Vogel
friß oder krepier
Laut
Schädler hat die EU ihre Verhandlungsstrategie mit den osteuropäischen
Ländern geändert. Wo seit 1993 eine stufenweise Annäherung
an die EU für alle Anwärterstaaten möglich war, gilt
heute eine Art "Regattaverfahren" nach klassischer kapitalistischer
Verfahrensweise: Wer die geforderten Bedingungen erfüllt, gewinnt
und kriegt was vom Kuchen - wer nicht, verliert und wird abgeschrieben.
Perspektivisch bedeutet dies für die "Verlierer" wahrscheinlich
ein Absinken auf so genanntes "Dritte Welt"-Niveau. Zu den
Anwärtern der Armut gehören momentan zum Beispiel Rumänien,
Bulgarien und Albanien... Tschüs! Sieger werden zu Beispiel Polen,
Ungarn und Tschechien sein... The winner takes it all! ... äheem...
hier mal nicht: Denn vom Preisgeld wird leider einiges abgerechnet
werden müssen, so dass sich die Frage stellt, ob überhaupt
was davon übrig bleibt. IWF-Strukturanpassungsprogramme haben
bei vielen der Länder die Schuldenberge steigen lassen und die
"Programme" der EU kommen ja erst noch.
Strukturell
betrachtet wird es eine EU nur als "Europa der zwei Geschwindigkeiten"

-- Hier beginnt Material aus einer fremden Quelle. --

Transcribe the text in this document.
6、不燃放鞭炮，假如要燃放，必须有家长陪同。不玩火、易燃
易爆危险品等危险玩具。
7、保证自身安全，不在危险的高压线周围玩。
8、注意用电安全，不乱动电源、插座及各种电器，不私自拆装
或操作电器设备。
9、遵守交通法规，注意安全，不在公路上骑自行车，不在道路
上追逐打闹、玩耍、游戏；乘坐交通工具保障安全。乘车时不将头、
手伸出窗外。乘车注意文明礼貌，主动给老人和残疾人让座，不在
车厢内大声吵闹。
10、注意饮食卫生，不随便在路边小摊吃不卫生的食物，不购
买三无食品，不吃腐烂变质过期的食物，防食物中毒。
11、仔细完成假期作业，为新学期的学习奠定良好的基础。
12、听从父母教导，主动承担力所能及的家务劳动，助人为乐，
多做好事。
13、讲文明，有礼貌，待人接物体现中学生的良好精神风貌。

geben. Somit werden die momentanen Sieger der Regatta zwar formale
Mitglieder werden, aber mit einem beidseitigen Ausnahmenkatalog,
der erst nach Jahren eine absolute Gleichstellung vorsieht. Aber
auch diese ist schon in Frage gestellt. Denn wenn es nach Deutschland
und Frankreich geht, wollen diese als "Kerneuropa" die
EU strukturell zu ihren Gunsten hierarchisieren. Damit würde
insbesondere Deutschland mit seiner wirtschaftlichen Führungsrolle
seine Machtstellung auch administrativ festigen.
Um
was gehts in Göteborg?
Der
Anpassungsprozess zwischen den alten EU-Ländern und den Anwärterstaaten
ist sehr weitreichend und durchzieht alle gesellschaftlichen Bereiche.
Doch hat schon allein Polen 500 Ausnahmegenehmigungen beantragt, welche
teilweise noch 18 Jahre nach dem Beitritt gelten sollen.
Der
problematischste Punkt ist hierbei das geforderte Landkaufverbot
für die alten EU-Länder, da zum Beispiel im Vergleich
zu Deutschland die Bodenpreise nur lächerliche ein Zehntel
betragen.
Weiterhin
soll alleine die Bundesregierung 44 Milliarden an Subventionen für
die insgesamt in die Auswahl gekommenen zehn Anwärterkandidaten
zahlen... was sich erst mal ganz uneigennützig anhört.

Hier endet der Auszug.